When we do come to Jesus as he invites us to today, we come into proper or ‘right’ relationship to Father and Son.  This relationship is light and easy, it isn’t a burden at all, but rather, it lifts burdens!

The promise of rest should not be taken as going away somewhere to find rest, but rather a way of life that produces mental and spiritual rest.  The language recalls what God said to Moses.  To ease Moses's anxiety about the uncertainty of the wilderness journey, God promises to accompany God's people along the way: "My presence will go with you, and I will give you rest" (Exodus 33:14).

As disciples, we do not simply attempt to duplicate the actions of an absent master; on the contrary, we rely on the ongoing presence of Jesus himself. This, too, is included in what Jesus means by "rest." As Matthew reminds us early on, Jesus bears the name of the one promised in Isaiah: Immanuel, "God with us" (1:23). All who take the yoke of discipleship upon them can experience a kind of new creation sustained by the ongoing presence of the Creator in a life of discipleship.

It is only fitting, therefore, that Matthew's Gospel ends with the assurance of Jesus’ ongoing presence: "I am with you, even to the very end of the age" (28:20). Thus Jesus has effectively taken over God's promise and in his own life, to which we can become apprenticed, he embodies God's presence. He can make this invitation because "all authority in heaven and earth" have been given to him” (28:18).

Among the characteristics of Jesus in this passage is his being "gentle" or, as the older translations had it, "meek."  Matthew recalls Jesus’ words in the Sermon on the Mount – the “meek shall inherit the earth.”  The gentle shall inherit the earth.  Being gentle is not being a doormat.  Being gentle is not ‘uncool.’  Inheriting the earth is being a child of God and with Jesus we are co-heirs.  Co-heirs with Jesus of the whole new heaven and new earth that will come to pass when Jesus returns!

Being gentle is knowing that everyone comes to God in different ways and no one – absolutely no one – is not loved by God as if they were the only person on the planet.  Knowing this love of and for ourselves, we naturally are gentle with everyone, not superior or arrogant, because we know that everyone is created in the image of God, just like us.  We are gentle because Jesus is gentle. 

Today’s gospel shows Jesus to be the true and only ‘revealer,’ it teaches that he is the source of spiritual rest, and it tells us that he is humble and gentle. But this is not about church teaching or facts about Jesus to be memorised.  It is rather an invitation to redirect our lives.
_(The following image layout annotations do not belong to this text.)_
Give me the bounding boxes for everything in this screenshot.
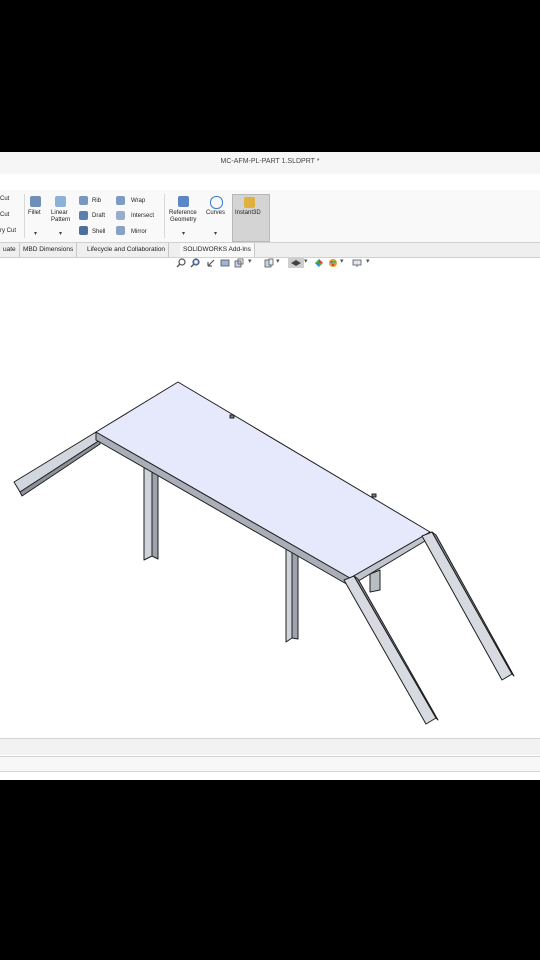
- tab-evaluate[interactable]: uate: [0, 243, 20, 257]
- bracket: [371, 493, 377, 498]
- left-ramp-beam-face: [19, 439, 101, 497]
- reference-geometry-label-1[interactable]: Reference: [169, 210, 197, 217]
- right-ramp-back: [421, 531, 513, 681]
- reference-dropdown-icon[interactable]: ▾: [182, 230, 185, 237]
- front-middle-leg-side: [291, 544, 299, 640]
- bracket: [229, 414, 235, 419]
- front-left-leg: [143, 457, 153, 561]
- right-ramp-back-side: [431, 531, 515, 677]
- wrap-button[interactable]: Wrap: [131, 198, 145, 205]
- menu-strip: [0, 174, 540, 191]
- command-manager-tabs: uate MBD Dimensions Lifecycle and Collab…: [0, 242, 540, 258]
- title-bar: MC-AFM-PL-PART 1.SLDPRT *: [0, 152, 540, 175]
- platform-model: [13, 381, 515, 725]
- ribbon-separator: [24, 194, 25, 238]
- curves-dropdown-icon[interactable]: ▾: [214, 230, 217, 237]
- status-bar: [0, 756, 540, 772]
- draft-icon[interactable]: [79, 211, 88, 220]
- linear-pattern-icon[interactable]: [55, 196, 66, 207]
- shell-icon[interactable]: [79, 226, 88, 235]
- instant3d-icon: [244, 197, 255, 208]
- boundary-cut-label[interactable]: ry Cut: [0, 228, 16, 235]
- zoom-to-fit-icon[interactable]: [176, 258, 186, 268]
- left-ramp-beam: [13, 431, 101, 493]
- dropdown-icon[interactable]: ▾: [304, 257, 314, 267]
- rib-icon[interactable]: [79, 196, 88, 205]
- reference-geometry-icon[interactable]: [178, 196, 189, 207]
- solidworks-window: MC-AFM-PL-PART 1.SLDPRT * Cut Cut ry Cut…: [0, 152, 540, 780]
- shell-button[interactable]: Shell: [92, 229, 105, 236]
- hide-show-items-icon[interactable]: [314, 258, 324, 268]
- linear-pattern-label-2[interactable]: Pattern: [51, 217, 70, 224]
- display-style-icon[interactable]: [288, 258, 304, 268]
- dropdown-icon[interactable]: ▾: [366, 257, 376, 267]
- fillet-button[interactable]: Fillet: [28, 210, 41, 217]
- view-settings-icon[interactable]: [352, 258, 362, 268]
- graphics-area[interactable]: [0, 274, 540, 736]
- ribbon-separator: [164, 194, 165, 238]
- window-title: MC-AFM-PL-PART 1.SLDPRT *: [220, 158, 320, 165]
- model-tabs-bar: [0, 738, 540, 755]
- reference-geometry-label-2[interactable]: Geometry: [170, 217, 196, 224]
- edit-appearance-icon[interactable]: [328, 258, 338, 268]
- mirror-button[interactable]: Mirror: [131, 229, 147, 236]
- tab-lifecycle-collaboration[interactable]: Lifecycle and Collaboration: [84, 243, 170, 257]
- mirror-icon[interactable]: [116, 226, 125, 235]
- fillet-dropdown-icon[interactable]: ▾: [34, 230, 37, 237]
- tab-solidworks-add-ins[interactable]: SOLIDWORKS Add-Ins: [180, 243, 255, 257]
- intersect-button[interactable]: Intersect: [131, 213, 154, 220]
- revolved-cut-label[interactable]: Cut: [0, 212, 9, 219]
- pattern-dropdown-icon[interactable]: ▾: [59, 230, 62, 237]
- curves-icon[interactable]: [210, 196, 223, 209]
- curves-button[interactable]: Curves: [206, 210, 225, 217]
- dropdown-icon[interactable]: ▾: [248, 257, 258, 267]
- fillet-icon[interactable]: [30, 196, 41, 207]
- wrap-icon[interactable]: [116, 196, 125, 205]
- right-ramp-front: [343, 575, 437, 725]
- instant3d-label: Instant3D: [235, 210, 261, 216]
- draft-button[interactable]: Draft: [92, 213, 105, 220]
- extruded-cut-label[interactable]: Cut: [0, 196, 9, 203]
- intersect-icon[interactable]: [116, 211, 125, 220]
- dropdown-icon[interactable]: ▾: [276, 257, 286, 267]
- dropdown-icon[interactable]: ▾: [340, 257, 350, 267]
- view-orientation-icon[interactable]: [264, 258, 274, 268]
- front-middle-leg: [285, 544, 293, 643]
- zoom-to-area-icon[interactable]: [190, 258, 200, 268]
- rib-button[interactable]: Rib: [92, 198, 101, 205]
- linear-pattern-label-1[interactable]: Linear: [51, 210, 68, 217]
- dynamic-annotation-icon[interactable]: [234, 258, 244, 268]
- section-view-icon[interactable]: [220, 258, 230, 268]
- previous-view-icon[interactable]: [206, 258, 216, 268]
- tab-mbd-dimensions[interactable]: MBD Dimensions: [20, 243, 78, 257]
- right-ramp-front-side: [353, 575, 439, 721]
In today’s reading, when Jesus says, "learn from me," he is saying learn by doing what I do, in the power of the Holy Spirit and living like Jesus.  The truth of our being children of God is in the living. To read about feeding the hungry is one thing; to feed them is quite another and is what is required.  But this is a light and easy burden, as it is in our recreated nature to do just this.

It is precisely in a life of discipleship that Jesus' presence is guaranteed. If we feel compelled to "bring" or "take" Jesus with us wherever we go, we will find our expectations overturned every time. Lest we forget who Jesus is, Matthew makes it clear from beginning to end: God with us, even to the end of the age!